• I never have enough energy
• I feel weak
• I feel tired
• It’s hard to concentrate, I feel like I have “brain fog”
• It feels like my heart is beating too fast
• Sometimes my heart skips beats
• I get short of breath
• I am having headaches
• I am not sleeping very well
• My appetite does not seem to be as good as it once was
• My hands and feet won’t stay warm
• I may feel dizzy
• I sometimes feel sad or “down in the dumps”
• It’s hard to do everyday tasks like make a sandwich or walk up stairs
The list above is how I feel all the time, mostly thanks to my kidneys failing and not producing the hormones needed to get me to produce enough red blood cells to carry iron and oxygen and keep me going.

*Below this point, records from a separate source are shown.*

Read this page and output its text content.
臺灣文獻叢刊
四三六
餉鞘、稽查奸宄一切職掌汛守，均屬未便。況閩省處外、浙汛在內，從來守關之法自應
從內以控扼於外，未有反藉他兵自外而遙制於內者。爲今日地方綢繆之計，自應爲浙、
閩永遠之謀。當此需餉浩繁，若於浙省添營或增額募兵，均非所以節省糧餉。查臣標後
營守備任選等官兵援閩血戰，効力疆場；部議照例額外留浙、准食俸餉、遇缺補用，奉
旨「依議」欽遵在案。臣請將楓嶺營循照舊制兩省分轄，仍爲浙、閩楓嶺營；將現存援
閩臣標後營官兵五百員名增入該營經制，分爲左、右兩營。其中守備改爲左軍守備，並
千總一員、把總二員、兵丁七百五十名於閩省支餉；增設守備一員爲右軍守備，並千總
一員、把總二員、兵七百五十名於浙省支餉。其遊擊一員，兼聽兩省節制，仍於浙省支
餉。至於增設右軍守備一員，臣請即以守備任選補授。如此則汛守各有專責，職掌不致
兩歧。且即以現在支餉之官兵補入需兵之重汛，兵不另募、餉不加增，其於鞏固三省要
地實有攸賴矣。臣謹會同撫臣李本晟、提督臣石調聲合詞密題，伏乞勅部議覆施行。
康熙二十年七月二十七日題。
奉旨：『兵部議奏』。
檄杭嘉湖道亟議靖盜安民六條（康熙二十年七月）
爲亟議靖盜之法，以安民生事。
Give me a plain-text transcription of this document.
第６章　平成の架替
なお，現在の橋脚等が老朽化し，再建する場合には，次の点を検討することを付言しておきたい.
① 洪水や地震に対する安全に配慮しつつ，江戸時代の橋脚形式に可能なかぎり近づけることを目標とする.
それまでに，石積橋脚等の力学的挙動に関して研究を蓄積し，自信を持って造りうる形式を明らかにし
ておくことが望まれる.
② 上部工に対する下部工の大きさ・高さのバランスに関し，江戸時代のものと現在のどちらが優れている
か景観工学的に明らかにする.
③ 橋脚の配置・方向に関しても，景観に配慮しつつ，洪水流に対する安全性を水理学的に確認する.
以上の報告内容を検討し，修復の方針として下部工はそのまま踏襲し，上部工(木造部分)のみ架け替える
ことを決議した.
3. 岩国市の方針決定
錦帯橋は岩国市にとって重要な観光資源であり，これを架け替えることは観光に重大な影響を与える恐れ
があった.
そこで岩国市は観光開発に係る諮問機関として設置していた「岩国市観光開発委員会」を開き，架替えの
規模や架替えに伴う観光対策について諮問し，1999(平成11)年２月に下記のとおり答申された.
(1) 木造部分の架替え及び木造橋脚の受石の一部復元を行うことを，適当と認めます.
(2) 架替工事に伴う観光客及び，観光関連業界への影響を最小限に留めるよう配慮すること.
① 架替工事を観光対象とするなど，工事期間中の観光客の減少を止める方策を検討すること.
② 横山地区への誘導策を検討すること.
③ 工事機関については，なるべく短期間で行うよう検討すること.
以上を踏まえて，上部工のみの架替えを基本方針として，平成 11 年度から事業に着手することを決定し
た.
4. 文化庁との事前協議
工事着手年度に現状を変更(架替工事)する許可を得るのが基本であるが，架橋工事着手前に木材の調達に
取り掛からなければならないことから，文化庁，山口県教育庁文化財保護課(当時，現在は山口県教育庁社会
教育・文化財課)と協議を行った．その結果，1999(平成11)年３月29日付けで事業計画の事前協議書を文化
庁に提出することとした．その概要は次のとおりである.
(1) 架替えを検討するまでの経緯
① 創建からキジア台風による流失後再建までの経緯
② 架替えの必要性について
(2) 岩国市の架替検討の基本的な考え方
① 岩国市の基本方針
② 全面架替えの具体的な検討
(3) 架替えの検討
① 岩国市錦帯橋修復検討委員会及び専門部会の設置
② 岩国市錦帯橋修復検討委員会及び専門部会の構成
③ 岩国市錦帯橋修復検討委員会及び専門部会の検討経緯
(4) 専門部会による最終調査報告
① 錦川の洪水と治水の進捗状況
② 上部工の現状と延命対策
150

IF I am honest I have now had more than enough of this. I have no energy at all, this morning just putting the shopping away left me exhausted and dizzy. I know the heat right now doesn't help, but on Friday my hands were so icy cold I was wearing gloves when we went to pick Mikey up from Kingswood.
Right now Mikey is getting exceedingly emotional, and as usual it is coming out as toothache. I am dreading what he will be like by the end of this week, he was upset last night when he went to bed and I can't see any sign of it improving at all through this week. When he really flew of the handle this evening I just ended up feeling even more tired and that I just am not able to cope. Sorting my meds out for this week was done with Andy keeping an eye on me as it is far too tempting to just take a load of them and then I won't have to worry any more.
I'm still praying we will get a storm...the west of Kent has been hit pretty hard and I just want to go out and stand in it! Maybe I'll get struck by lightening and suddenly find a boost of energy!